Me: It depends on whether I’m wearing my hair in a man bun.
Medical form: Sex?
Me: Not since I started wearing my hair in a man bun.
I still haven’t used my new mace, this apocalypse is bullshit!
*combines 2% and 1% to create 3% milk*
Why you on this flight to LA?
“I’m shooting a pilot for a new TV series”
What’s it called?
“So you think you can emergency land a plane?”
that stage of a relationship where you’re accused of things like exhaling too short, “I just don’t see how you can be in this for the long run when you’re clearly microdosing carbon dioxide”
My husband was yelling my name and I was yelling back “I’m in the basement” and my daughter started yelling “Can everyone stop yelling?” and my son then yelled “Why is everyone yelling?” and this is how we bond as a family.
A new survey shows that 37% of people would let a bird poop on them for good luck. Which makes more sense than the other 63%, who are just in it for the experience.
The chips I’m eating are labeled “Harvest Cheddar,” a name which is forcing me to reconsider what I thought I knew about cheese production
don’t worry about why I watched your story within 5 seconds of it being up, worry about why you’re checking your views within 5 seconds of posting.
I’m at the “my 7 yr old gave himself a hickey on his arm” part of the parenting journey.
Hashtag blessed.
[Job interview]
Interviewer: Do you have any questions?
Me: Who closes the door when the bus driver gets off the bus?
Interviewer: Holy shit
ME AT 19: I’m gonna travel to so many countries!
ME AT 29: I’m gonna try a new craft beer!
ME AT 39: I’m gonna try a different cat litter
I always get new followers when I’m asleep proving that people like me better when I’m not talking
Every time someone puts “taken” in their bios, Liam Neeson starts killing people.

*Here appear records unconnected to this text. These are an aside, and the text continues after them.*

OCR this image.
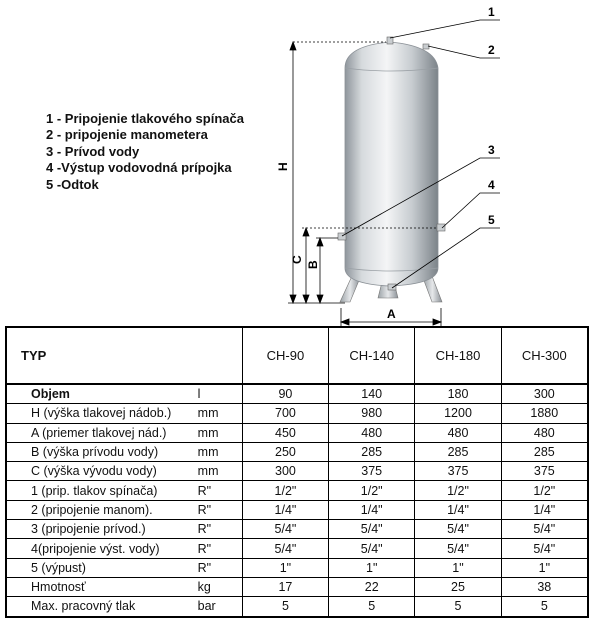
1
2
3
4
5
H
C
B
A
1 - Pripojenie tlakového spínača
2 - pripojenie manometera
3 - Prívod vody
4 -Výstup vodovodná prípojka
5 -Odtok
TYP		CH-90	CH-140	CH-180	CH-300
Objem	l	90	140	180	300
H (výška tlakovej nádob.)	mm	700	980	1200	1880
A (priemer tlakovej nád.)	mm	450	480	480	480
B (výška prívodu vody)	mm	250	285	285	285
C (výška vývodu vody)	mm	300	375	375	375
1 (prip. tlakov spínača)	R"	1/2"	1/2"	1/2"	1/2"
2 (pripojenie manom).	R"	1/4"	1/4"	1/4"	1/4"
3 (pripojenie prívod.)	R"	5/4"	5/4"	5/4"	5/4"
4(pripojenie výst. vody)	R"	5/4"	5/4"	5/4"	5/4"
5 (výpust)	R"	1"	1"	1"	1"
Hmotnosť	kg	17	22	25	38
Max. pracovný tlak	bar	5	5	5	5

*text to wife 2 hours after she goes away for week long trip*
hey, whats the best way to get grease off my favorite basketball shorts and do we have a fire extinguisher?
love you
ps – does the dishwasher usually smoke? also do I like cucumbers??
Love you, dont worry about me
Good morning people…..I woke up feeling myself this morning….wait that doesn’t sound right. What I meant is I woke up feeling confidant
“It’s your father; he’s been hitting the sauce pretty hard.”

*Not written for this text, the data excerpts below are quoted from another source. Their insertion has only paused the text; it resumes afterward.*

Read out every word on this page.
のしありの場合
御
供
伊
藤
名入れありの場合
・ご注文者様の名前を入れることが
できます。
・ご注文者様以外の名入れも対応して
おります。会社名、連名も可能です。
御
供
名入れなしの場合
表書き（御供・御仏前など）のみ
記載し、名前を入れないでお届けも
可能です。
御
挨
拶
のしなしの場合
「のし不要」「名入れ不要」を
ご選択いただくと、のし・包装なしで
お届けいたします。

*My father stumbles in with hollandaise in a highball glass* wassssssup!
Teacher: define “impossible”
Me: no can do
Teacher: correct. and can you explain what “skepticism” is?
Me: doubt it
Teacher: excellent! and “agnosticism”?
Me: I have no idea
Teacher: amazing
😂 amazing answer
Another day of explaining to mom that New York is big and the footage she saw wasn’t shot on my street.
Face ID doesn’t recognize me unless I’m chewing
If you speak like Fat Albert throughout the entire exam, doctors will prescribe whatever you want.
“Inflation isn’t new. Just imagine jacking up the price on items because you can and their location is convenient.”
*vending machines have entered the chat*
why does the radiologist run behind that wall like they just pulled the pin out of a grenade wtf
depression: everything is terrible
me: yeah, let’s buy stuff online
anxiety: you can’t afford that
me: okay guys, one at a time
me after creating anything: i want the whole world to see this
brain: even people who know you?
me: oh god no
I may toss the cat into my teen’s room when he snoozes his alarm
if he fails to check his pillow for catnip before bed that’s his own fault
My husband and I are giving our daughter driving lessons. He teaches her how to drive, and I teach how to swear at all the other drivers.